В ст.16, как мне кажется, заключен очень важный момент, касающийся особенностей оборонительной системы города. Наш наблюдатель, говорит не буквально об укреплениях города, представляющих обычно стены, окружающие  застроенную территорию, но употребляет термин «клисуры», явно подразумевая особым образом, защищенное пространство, на котором размещается город. Этот момент особенно усилен в ст.26-27, в которых подчеркивается положение города «по середине равнины».
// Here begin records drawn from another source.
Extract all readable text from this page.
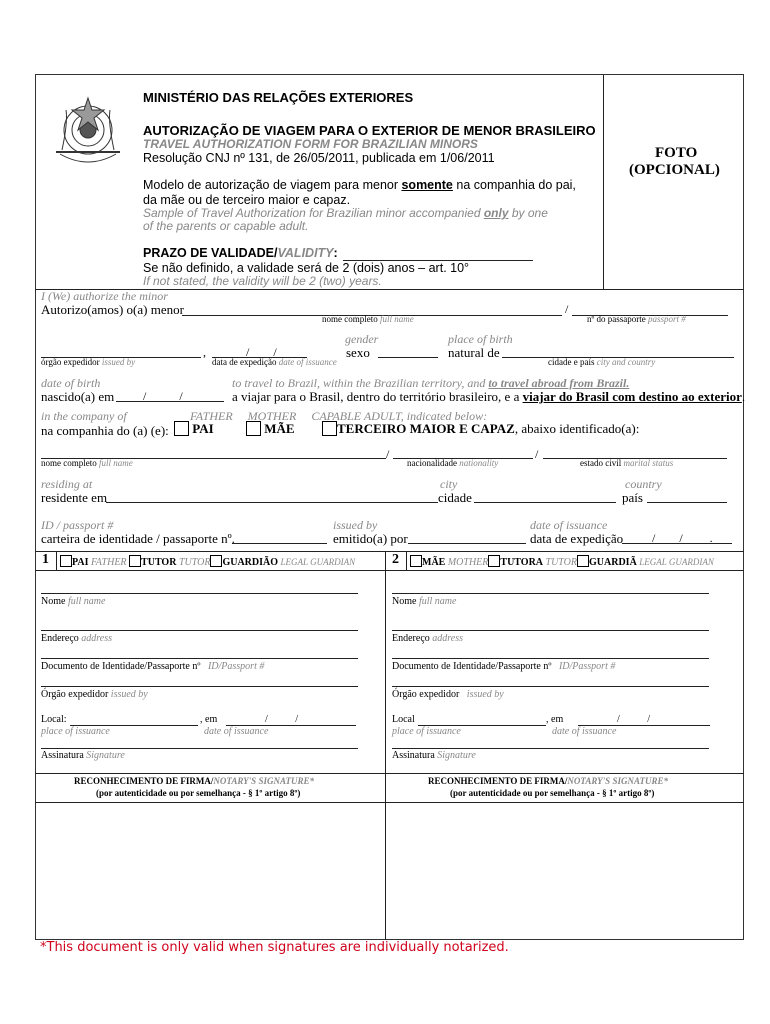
MINISTÉRIO DAS RELAÇÕES EXTERIORES
AUTORIZAÇÃO DE VIAGEM PARA O EXTERIOR DE MENOR BRASILEIRO
TRAVEL AUTHORIZATION FORM FOR BRAZILIAN MINORS
Resolução CNJ nº 131, de 26/05/2011, publicada em 1/06/2011
Modelo de autorização de viagem para menor somente na companhia do pai,
da mãe ou de terceiro maior e capaz.
Sample of Travel Authorization for Brazilian minor accompanied only by one
of the parents or capable adult.
PRAZO DE VALIDADE/VALIDITY:
Se não definido, a validade será de 2 (dois) anos – art. 10°
If not stated, the validity will be 2 (two) years.
FOTO
(OPCIONAL)
I (We) authorize the minor
Autorizo(amos) o(a) menor	/
nome completo full name	nº do passaporte passport #
gender	place of birth
,	/        /	sexo	natural de
órgão expedidor issued by	data de expedição date of issuance	cidade e país city and country
date of birth	to travel to Brazil, within the Brazilian territory, and to travel abroad from Brazil.
nascido(a) em /           /	a viajar para o Brasil, dentro do território brasileiro, e a viajar do Brasil com destino ao exterior.
in the company of	FATHER MOTHER CAPABLE ADULT, indicated below:
na companhia do (a) (e):	PAI	MÃE	TERCEIRO MAIOR E CAPAZ, abaixo identificado(a):
/	/
nome completo full name	nacionalidade nationality	estado civil marital status
residing at	city	country
residente em	cidade	país
ID / passport #	issued by	date of issuance
carteira de identidade / passaporte nº.	emitido(a) por	data de expedição /        /         .
1	PAI FATHER TUTOR TUTOR GUARDIÃO LEGAL GUARDIAN	2	MÃE MOTHER TUTORA TUTOR GUARDIÃ LEGAL GUARDIAN
Nome full name
Endereço address
Documento de Identidade/Passaporte nº ID/Passport #
Órgão expedidor issued by
Local:	, em	/           /
place of issuance	date of issuance
Assinatura Signature
Nome full name
Endereço address
Documento de Identidade/Passaporte nº ID/Passport #
Órgão expedidor issued by
Local	, em	/           /
place of issuance	date of issuance
Assinatura Signature
RECONHECIMENTO DE FIRMA/NOTARY'S SIGNATURE*
(por autenticidade ou por semelhança - § 1º artigo 8º)
RECONHECIMENTO DE FIRMA/NOTARY'S SIGNATURE*
(por autenticidade ou por semelhança - § 1º artigo 8º)
*This document is only valid when signatures are individually notarized.
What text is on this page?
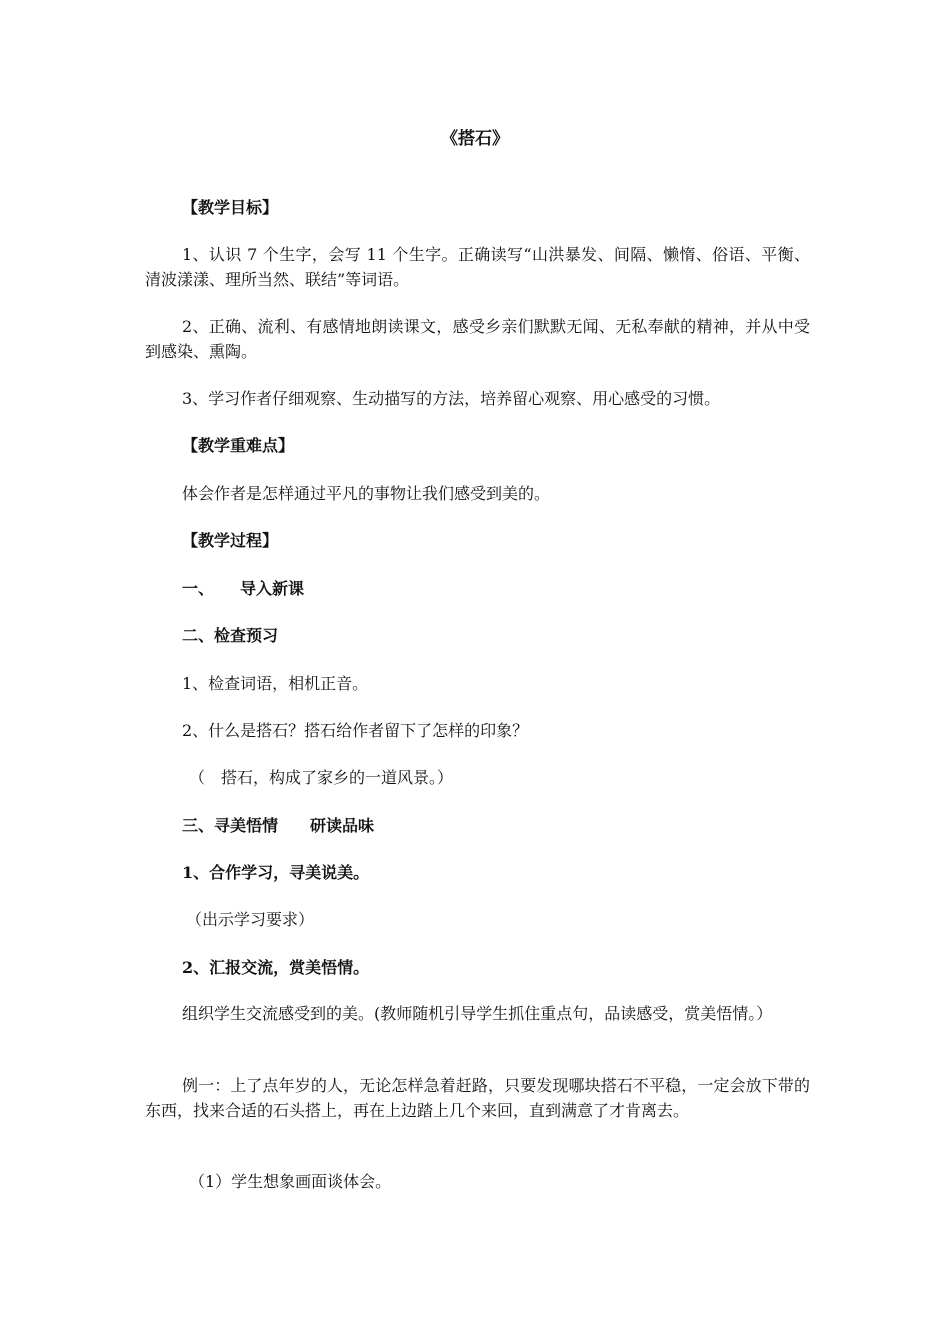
《搭石》
【教学目标】
1、认识 7 个生字，会写 11 个生字。正确读写“山洪暴发、间隔、懒惰、俗语、平衡、清波漾漾、理所当然、联结”等词语。
2、正确、流利、有感情地朗读课文，感受乡亲们默默无闻、无私奉献的精神，并从中受到感染、熏陶。
3、学习作者仔细观察、生动描写的方法，培养留心观察、用心感受的习惯。
【教学重难点】
体会作者是怎样通过平凡的事物让我们感受到美的。
【教学过程】
一、 导入新课
二、检查预习
1、检查词语，相机正音。
2、什么是搭石？搭石给作者留下了怎样的印象？
（　搭石，构成了家乡的一道风景。）
三、寻美悟情 研读品味
1、合作学习，寻美说美。
（出示学习要求）
2、汇报交流，赏美悟情。
组织学生交流感受到的美。(教师随机引导学生抓住重点句，品读感受，赏美悟情。）
例一：上了点年岁的人，无论怎样急着赶路，只要发现哪块搭石不平稳，一定会放下带的东西，找来合适的石头搭上，再在上边踏上几个来回，直到满意了才肯离去。
（1）学生想象画面谈体会。
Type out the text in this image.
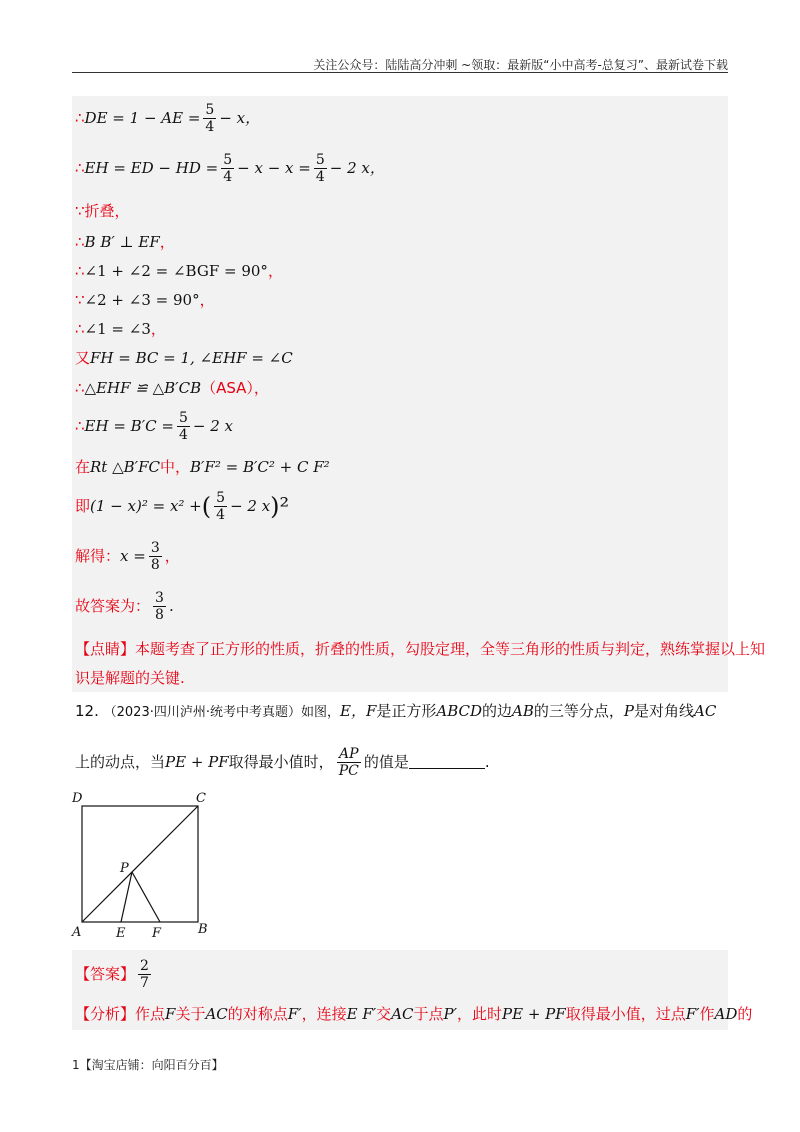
关注公众号：陆陆高分冲刺 ~领取：最新版“小中高考-总复习”、最新试卷下载
∴DE = 1 − AE = $\frac{5}{4} - x$，
∴EH = ED − HD = $\frac{5}{4} - x - x = \frac{5}{4} - 2$ x，
∵折叠，
∴B B′ ⊥ EF，
∴∠1 + ∠2 = ∠BGF = 90°，
∵∠2 + ∠3 = 90°，
∴∠1 = ∠3，
又FH = BC = 1, ∠EHF = ∠C
∴△EHF ≌ △B′CB（ASA），
∴EH = $B'C = \frac{5}{4} - 2$ x
在Rt △B′FC中，B′F² = B′C² + C F²
即(1 − x)² = x² +( $\frac{5}{4} - 2$ x)²
解得：$x = \frac{3}{8}$ ，
故答案为： $\frac{3}{8}$ .
【点睛】本题考查了正方形的性质，折叠的性质，勾股定理，全等三角形的性质与判定，熟练掌握以上知
识是解题的关键.
12. （2023·四川泸州·统考中考真题）如图，E，F是正方形ABCD的边AB的三等分点，P是对角线AC
上的动点，当PE + PF取得最小值时， $\frac{AP}{PC}$ 的值是	.
D	C
A	B
E F
P
【答案】 $\frac{2}{7}$
【分析】作点F关于AC的对称点F′，连接E F′交AC于点P′，此时PE + PF取得最小值，过点F′作AD的
1【淘宝店铺：向阳百分百】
Оборонительная система Мангупа действительно не типична для города периода развитого средневековья. Крепостной ансамбль на плато начал формироваться еще в эпоху Юстиниана I[23]. Тогда была создана гигантская крепость-убежище, предназначавшаяся для содержания гарнизона и дополнительных контингентов войск, а так же для укрытия населения окрестных долин со своим скотом и другим имуществом. Наиболее вероятно, что именно она упоминается в византийских источниках VII- IX вв. под названием Дорос как главная крепость Крымской Готии.  Общая площадь крепостного полигона составила 90 га. В него была включена как плоская поверхность горы, так и верховья балок с севера прорезающих массив (рис.2). Таким образом, эта часть плато расчленена на четыре мыса, возвышенные средние части которых представляются как бы особыми возвышенностями. Так они воспринимаются при взгляде на плато с севера из верховьев Каралезской долины, а также при обзоре поверхности плато с его наиболее возвышенной южной части. Эта структурная особенность композиции плато, возможно, нашла отражение в трудных, по словам г. Байера для комментирования ст.20-23 [24], где посыл стрелы Акритом через "четыре" (?), считался бы большой удачей. Не подразумевается ли здесь действительно слишком большая дистанция для перелета стрелы через все четыре мыса.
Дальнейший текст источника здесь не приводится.